Multiple Angle Formulas

The multiple angles generally appear in trigonometric functions. The values of multiple angles are not possible to find directly but their values can be calculated by expressing each trigonometric function in its expanded form. The trigonometric function of multiple angles is also known as the multiple angle formula. The double and triple angles formula are used under the multiple angle formulas. Sine, tangent, and cosine are the common functions that are used for the multiple angle formula.  Let us learn more about the multiple angle formulas in the upcoming sections. 

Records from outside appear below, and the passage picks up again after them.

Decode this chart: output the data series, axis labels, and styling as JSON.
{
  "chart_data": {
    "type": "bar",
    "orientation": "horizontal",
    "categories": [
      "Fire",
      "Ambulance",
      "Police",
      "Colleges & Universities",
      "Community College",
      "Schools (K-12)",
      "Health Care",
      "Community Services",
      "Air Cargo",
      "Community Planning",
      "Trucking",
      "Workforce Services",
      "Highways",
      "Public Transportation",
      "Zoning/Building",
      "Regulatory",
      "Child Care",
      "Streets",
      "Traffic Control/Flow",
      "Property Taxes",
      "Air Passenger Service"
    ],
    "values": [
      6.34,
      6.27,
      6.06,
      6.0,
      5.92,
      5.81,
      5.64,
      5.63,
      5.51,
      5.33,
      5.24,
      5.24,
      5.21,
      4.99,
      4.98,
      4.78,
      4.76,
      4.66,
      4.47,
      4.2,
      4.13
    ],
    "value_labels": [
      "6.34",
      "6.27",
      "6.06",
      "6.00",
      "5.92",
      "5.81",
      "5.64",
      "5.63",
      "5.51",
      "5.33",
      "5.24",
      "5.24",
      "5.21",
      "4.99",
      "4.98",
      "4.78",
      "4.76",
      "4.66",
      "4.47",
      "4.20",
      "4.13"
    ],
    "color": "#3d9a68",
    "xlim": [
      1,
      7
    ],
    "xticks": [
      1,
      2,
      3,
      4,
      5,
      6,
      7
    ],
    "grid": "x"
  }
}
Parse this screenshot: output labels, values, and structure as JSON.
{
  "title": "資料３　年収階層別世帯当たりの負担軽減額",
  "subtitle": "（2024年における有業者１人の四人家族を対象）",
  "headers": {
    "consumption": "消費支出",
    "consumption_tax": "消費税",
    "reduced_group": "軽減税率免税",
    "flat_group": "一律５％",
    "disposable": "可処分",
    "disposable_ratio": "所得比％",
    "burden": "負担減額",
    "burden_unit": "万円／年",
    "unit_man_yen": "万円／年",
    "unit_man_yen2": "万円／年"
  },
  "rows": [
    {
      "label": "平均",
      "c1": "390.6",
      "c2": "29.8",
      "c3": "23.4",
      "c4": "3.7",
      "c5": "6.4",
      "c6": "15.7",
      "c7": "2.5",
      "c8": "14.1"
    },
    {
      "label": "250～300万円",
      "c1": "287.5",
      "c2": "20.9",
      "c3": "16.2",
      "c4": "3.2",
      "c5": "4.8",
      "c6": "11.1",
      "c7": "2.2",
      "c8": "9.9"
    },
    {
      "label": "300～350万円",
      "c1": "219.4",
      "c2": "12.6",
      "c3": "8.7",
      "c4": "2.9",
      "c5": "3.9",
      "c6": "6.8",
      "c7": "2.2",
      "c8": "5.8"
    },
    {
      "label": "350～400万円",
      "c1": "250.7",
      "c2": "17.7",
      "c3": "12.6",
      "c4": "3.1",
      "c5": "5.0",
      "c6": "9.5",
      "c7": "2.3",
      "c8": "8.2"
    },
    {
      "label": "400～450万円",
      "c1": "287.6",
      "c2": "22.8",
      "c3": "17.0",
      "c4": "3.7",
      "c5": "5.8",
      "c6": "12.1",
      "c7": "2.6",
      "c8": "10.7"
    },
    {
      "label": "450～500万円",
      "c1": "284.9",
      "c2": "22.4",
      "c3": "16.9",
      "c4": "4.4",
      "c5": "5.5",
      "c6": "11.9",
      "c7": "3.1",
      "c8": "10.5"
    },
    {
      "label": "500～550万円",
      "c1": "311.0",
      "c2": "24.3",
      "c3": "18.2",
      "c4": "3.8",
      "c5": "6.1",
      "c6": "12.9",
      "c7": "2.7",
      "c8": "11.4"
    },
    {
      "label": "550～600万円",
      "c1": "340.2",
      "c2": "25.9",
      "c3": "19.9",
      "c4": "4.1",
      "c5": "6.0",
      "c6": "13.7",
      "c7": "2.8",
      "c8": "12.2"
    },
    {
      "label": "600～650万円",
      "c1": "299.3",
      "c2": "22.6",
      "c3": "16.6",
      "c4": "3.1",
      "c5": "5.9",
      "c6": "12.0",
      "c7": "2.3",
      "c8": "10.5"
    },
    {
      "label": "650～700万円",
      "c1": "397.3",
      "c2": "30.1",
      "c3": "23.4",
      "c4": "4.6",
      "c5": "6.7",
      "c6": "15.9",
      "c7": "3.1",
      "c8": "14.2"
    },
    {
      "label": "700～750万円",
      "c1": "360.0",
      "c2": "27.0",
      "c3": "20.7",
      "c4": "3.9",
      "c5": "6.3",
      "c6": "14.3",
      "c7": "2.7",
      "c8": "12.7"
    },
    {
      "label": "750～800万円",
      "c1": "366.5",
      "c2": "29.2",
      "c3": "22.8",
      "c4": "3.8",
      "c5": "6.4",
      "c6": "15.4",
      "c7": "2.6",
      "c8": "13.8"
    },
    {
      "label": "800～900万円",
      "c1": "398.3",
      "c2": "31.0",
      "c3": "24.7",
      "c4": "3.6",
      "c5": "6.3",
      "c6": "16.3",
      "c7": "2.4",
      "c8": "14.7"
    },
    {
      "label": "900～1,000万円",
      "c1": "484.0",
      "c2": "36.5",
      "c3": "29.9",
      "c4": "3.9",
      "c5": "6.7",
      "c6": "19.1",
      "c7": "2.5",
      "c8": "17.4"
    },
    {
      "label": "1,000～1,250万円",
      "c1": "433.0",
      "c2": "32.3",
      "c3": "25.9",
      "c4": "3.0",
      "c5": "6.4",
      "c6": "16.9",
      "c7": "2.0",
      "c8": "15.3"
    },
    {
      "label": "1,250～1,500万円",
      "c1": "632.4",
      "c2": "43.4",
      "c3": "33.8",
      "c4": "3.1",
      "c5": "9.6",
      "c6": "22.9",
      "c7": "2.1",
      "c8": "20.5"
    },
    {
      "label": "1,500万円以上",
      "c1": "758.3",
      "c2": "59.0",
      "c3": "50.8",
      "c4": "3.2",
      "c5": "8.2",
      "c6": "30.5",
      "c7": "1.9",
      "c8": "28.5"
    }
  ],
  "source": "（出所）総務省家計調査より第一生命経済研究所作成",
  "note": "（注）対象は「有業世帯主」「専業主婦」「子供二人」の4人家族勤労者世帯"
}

What Are the Multiple Angle Formulas?

The multiple angles generally appear in trigonometric functions. The values of multiple angles are not possible to find directly but their values can be calculated by expressing each trigonometric function in its expanded form. The following multiple angle formula identities are used in mathematics.

Formula 1: The sin formula for multiple angle is:

\(\large sin n\theta = \sum_{k=0}^{n}\;cos^{k}\theta \; sin^{n-k}\theta\; Sin\left [\frac{1}{2}\left(n-k\right)\right]\pi\)

where n=1,2,3,……

General formulas are, 

Sin2θ =2 × Cosθ.Sinθ

Sin3θ =3Sinθ - 4Sin³θ

Formula 2: The multiple angle’s Cosine formula is given below:

\(\large Cos\;n\, \theta =\sum_{k=0}^{n}cos^{k}\theta \,sin^{n-k}\theta \;cos\left [\frac{1}{2}\left(n-k\right)\pi\right]\)

where n = 1,2,3

The general formula goes as:

Cos2θ = Cos²θ – Sin²θ

Cos3θ = 4Cos³θ – 3Cosθ

Formula 3: Tangent Multiple Angles formula

\(Tan\;n\theta = \frac{sin\;n\theta}{cos\;n\theta}\)

Where n = 1,2,3....

Let us see how to use the multiple angle formulas in the following solved examples section.

Solved Examples Using Multiple Angle Formulas

Example 1: Prove that \(\frac{3 \sin\theta -4 sin^{3}\theta}{4 cos^{3}\, \theta – 3 cos\, \theta}=tan\;3\theta\) by using multiple angle formulas.

Solution:

Using the multiple angle formulas,
Sin3θ =3Sinθ - 4Sin³θ, and
Cos3θ =4Cos³θ – 3Cosθ

Putting the values in L.H.S,

\(=\frac{3Sin\theta - 4Sin^3\theta}{4Cos^3\theta – 3Cos\theta}\)
\(=\frac{Sin3\theta}{Cos3\theta}\)
R.H.S = tan3θ

Answer: Henced proved \(\frac{3 \sin\theta -4 sin^{3}\theta}{4 cos^{3}\, \theta – 3 cos\, \theta}=tan\;3\theta\).

Example 2: Prove that \(\frac{sin\,2x + sin\,x}{cos\,2x+1+cos\,x}=tan\,x\).

Solution:

Given

Using the multiple angle formulas,

Sin2θ =2×Cosθ.Sinθ and,

Cos2θ = Cos²θ – Sin²θ

\(\frac{sin\,2x + sin\,x}{cos\,2x+1+cos\,x}=tan\,x\)
Putting the values in L.H.S

\(=\frac{2\,sin\,x\;cos\,x+sin\,x}{cos\,x+2cos^{2}\,x}\)

\(=\frac{sin\,x(1+2cos\,x)}{cos\,x(2\,cos\,x+1)}\)
R.H.S = tanx 

Answer: Henced proved \(\frac{sin\,x+sin\,2x}{1+cos\,x+cos\,2x}=tan\,x\).